Assim, fazer questão de adotar president**a**, correto ou não (e isso pode nunca ser esclarecido de forma definitiva), é uma questão evidentemente política, de afirmação da ascensão das mulheres ao poder e da igualdade de sexos. É tão preponderante quanto o background popular do Lula, que conquistou não apenas 3 eleitorados nacionais (por que convenhamos que o pleito de 2010 também o teria eleito com facilidade), como também o respeito internacional. O resultado foi, no caso dele, que poucos o chamavam pelo sobrenome no exterior: “Monsieur da Silva”, seria engraçado, ao passo que sempre vi Fernando Henrique Cardoso ser chamado de “Monsieur Cardoso” lá fora. Não há gramática que legitime estas escolhas.
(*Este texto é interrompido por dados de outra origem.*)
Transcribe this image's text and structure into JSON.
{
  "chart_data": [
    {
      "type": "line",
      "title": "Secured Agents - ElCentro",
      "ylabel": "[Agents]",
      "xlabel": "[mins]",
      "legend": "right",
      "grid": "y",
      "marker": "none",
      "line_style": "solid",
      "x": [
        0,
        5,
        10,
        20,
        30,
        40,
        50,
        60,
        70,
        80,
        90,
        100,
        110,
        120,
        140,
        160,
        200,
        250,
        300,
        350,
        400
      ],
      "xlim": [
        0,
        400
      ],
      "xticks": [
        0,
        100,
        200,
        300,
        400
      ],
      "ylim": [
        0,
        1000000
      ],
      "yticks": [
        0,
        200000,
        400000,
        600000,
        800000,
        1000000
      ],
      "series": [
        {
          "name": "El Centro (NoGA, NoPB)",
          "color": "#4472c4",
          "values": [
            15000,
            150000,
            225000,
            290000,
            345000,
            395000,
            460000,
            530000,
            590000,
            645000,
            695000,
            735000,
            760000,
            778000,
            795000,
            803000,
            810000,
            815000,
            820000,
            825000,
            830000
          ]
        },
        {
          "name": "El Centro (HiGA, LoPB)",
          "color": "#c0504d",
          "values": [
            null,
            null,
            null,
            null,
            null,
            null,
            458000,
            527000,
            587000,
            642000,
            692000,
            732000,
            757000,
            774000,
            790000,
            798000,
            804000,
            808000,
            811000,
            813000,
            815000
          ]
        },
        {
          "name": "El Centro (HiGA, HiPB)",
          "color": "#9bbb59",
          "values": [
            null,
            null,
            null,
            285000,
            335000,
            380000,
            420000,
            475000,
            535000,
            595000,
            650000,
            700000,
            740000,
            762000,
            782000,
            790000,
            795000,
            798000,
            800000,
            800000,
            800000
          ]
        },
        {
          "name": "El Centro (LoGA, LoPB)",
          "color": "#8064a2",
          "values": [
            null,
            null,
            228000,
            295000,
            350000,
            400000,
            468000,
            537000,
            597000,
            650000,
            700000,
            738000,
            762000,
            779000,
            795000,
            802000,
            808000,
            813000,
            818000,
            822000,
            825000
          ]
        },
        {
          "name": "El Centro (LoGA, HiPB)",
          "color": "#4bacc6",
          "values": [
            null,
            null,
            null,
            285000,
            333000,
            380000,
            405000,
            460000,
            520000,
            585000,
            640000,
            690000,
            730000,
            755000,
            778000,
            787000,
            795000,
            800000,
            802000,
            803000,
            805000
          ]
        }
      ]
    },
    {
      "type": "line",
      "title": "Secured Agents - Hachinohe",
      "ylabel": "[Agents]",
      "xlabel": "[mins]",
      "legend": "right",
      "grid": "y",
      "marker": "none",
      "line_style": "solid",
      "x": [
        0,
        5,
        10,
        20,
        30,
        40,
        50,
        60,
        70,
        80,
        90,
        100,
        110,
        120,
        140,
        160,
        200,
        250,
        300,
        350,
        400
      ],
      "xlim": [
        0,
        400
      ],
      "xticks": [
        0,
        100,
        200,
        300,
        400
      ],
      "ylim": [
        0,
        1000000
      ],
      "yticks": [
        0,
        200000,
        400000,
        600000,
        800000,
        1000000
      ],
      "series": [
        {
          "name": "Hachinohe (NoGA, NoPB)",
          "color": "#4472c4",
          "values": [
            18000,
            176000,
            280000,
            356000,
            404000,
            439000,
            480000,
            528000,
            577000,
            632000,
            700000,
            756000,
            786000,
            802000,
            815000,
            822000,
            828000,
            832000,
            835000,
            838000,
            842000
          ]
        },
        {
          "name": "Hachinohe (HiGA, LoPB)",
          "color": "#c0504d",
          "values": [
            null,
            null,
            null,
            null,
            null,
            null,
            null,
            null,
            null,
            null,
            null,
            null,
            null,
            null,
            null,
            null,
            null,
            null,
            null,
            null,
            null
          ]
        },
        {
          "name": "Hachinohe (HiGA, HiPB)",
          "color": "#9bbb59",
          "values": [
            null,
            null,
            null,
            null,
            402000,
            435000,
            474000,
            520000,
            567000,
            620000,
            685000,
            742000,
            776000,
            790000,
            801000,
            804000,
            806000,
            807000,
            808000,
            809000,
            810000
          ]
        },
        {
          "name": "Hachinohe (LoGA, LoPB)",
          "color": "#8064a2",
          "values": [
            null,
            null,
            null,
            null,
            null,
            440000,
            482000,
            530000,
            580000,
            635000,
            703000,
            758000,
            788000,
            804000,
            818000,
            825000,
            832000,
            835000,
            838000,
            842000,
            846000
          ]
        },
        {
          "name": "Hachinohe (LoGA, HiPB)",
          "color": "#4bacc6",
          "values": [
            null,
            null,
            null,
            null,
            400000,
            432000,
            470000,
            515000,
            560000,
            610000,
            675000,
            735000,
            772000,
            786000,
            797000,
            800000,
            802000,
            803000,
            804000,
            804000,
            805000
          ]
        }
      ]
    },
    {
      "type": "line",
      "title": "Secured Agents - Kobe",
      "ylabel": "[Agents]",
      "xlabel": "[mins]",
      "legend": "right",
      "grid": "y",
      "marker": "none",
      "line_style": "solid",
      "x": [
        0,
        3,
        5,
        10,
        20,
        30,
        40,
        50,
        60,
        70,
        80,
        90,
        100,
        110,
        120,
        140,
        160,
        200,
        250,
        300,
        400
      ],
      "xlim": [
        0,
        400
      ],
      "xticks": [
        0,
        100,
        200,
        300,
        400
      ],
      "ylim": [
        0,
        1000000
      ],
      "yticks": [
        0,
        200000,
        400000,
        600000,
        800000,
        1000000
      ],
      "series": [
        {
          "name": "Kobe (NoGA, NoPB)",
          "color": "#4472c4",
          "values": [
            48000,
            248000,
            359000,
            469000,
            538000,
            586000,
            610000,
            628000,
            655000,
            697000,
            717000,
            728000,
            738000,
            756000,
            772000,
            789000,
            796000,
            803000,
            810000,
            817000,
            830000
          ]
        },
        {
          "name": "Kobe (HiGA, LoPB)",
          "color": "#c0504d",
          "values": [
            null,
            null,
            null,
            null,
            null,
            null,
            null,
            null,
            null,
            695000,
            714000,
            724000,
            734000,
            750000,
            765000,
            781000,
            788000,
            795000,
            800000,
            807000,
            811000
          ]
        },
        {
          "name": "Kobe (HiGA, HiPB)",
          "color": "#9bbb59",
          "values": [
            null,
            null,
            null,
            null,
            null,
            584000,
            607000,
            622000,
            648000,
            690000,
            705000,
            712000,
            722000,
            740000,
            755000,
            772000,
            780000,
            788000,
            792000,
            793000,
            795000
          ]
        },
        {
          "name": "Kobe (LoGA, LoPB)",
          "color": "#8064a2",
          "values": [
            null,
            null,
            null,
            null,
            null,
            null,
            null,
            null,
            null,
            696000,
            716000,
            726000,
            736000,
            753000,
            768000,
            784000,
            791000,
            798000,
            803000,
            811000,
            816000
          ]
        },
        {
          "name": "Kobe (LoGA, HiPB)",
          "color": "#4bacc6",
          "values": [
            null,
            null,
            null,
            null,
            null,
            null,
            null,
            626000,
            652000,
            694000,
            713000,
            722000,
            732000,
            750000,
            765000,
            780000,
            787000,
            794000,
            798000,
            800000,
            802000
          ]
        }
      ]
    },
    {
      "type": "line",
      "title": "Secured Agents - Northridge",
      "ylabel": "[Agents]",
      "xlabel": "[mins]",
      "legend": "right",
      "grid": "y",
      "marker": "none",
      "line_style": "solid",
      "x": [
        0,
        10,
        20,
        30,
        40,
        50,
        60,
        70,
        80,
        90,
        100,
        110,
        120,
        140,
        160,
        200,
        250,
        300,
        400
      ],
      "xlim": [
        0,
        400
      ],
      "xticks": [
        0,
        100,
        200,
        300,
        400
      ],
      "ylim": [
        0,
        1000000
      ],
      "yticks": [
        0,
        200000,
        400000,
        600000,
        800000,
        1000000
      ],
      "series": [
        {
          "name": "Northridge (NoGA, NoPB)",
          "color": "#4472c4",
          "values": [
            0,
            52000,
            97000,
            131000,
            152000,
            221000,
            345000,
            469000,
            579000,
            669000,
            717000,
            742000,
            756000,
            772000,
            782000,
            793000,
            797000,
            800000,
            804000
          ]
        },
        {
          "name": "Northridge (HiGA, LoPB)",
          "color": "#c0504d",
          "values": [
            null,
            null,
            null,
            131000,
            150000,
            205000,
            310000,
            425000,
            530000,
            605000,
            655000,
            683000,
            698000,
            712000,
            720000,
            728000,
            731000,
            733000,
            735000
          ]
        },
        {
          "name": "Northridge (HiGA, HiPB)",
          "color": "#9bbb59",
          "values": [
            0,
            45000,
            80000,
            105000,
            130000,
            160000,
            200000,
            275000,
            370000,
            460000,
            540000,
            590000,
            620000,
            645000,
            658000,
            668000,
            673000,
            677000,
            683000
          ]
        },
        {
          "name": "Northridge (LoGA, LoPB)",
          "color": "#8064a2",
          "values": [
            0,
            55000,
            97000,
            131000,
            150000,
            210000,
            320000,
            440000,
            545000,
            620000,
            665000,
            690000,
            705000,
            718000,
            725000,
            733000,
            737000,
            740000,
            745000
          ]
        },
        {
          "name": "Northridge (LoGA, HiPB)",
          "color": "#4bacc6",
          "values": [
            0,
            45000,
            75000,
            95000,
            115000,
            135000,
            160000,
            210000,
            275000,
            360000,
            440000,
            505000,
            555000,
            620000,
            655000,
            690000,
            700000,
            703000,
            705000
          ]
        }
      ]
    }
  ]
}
O uso traz uma marca da percepção popular sobre aquilo que está sendo falado, um sinal de como o emissor da mensagem compreende (interpreta…) o que diz.

Pois não adianta paladinar em (suposta) defesa da pureza do idioma, se o que está em jogo é a igualdade dos sexos no Brasil*. Em tese, se este tipo de afirmação pode mudar a posição das mulheres na sociedade brasileira, o “erro” vale a pena e a Presidência fez a escolha acertada.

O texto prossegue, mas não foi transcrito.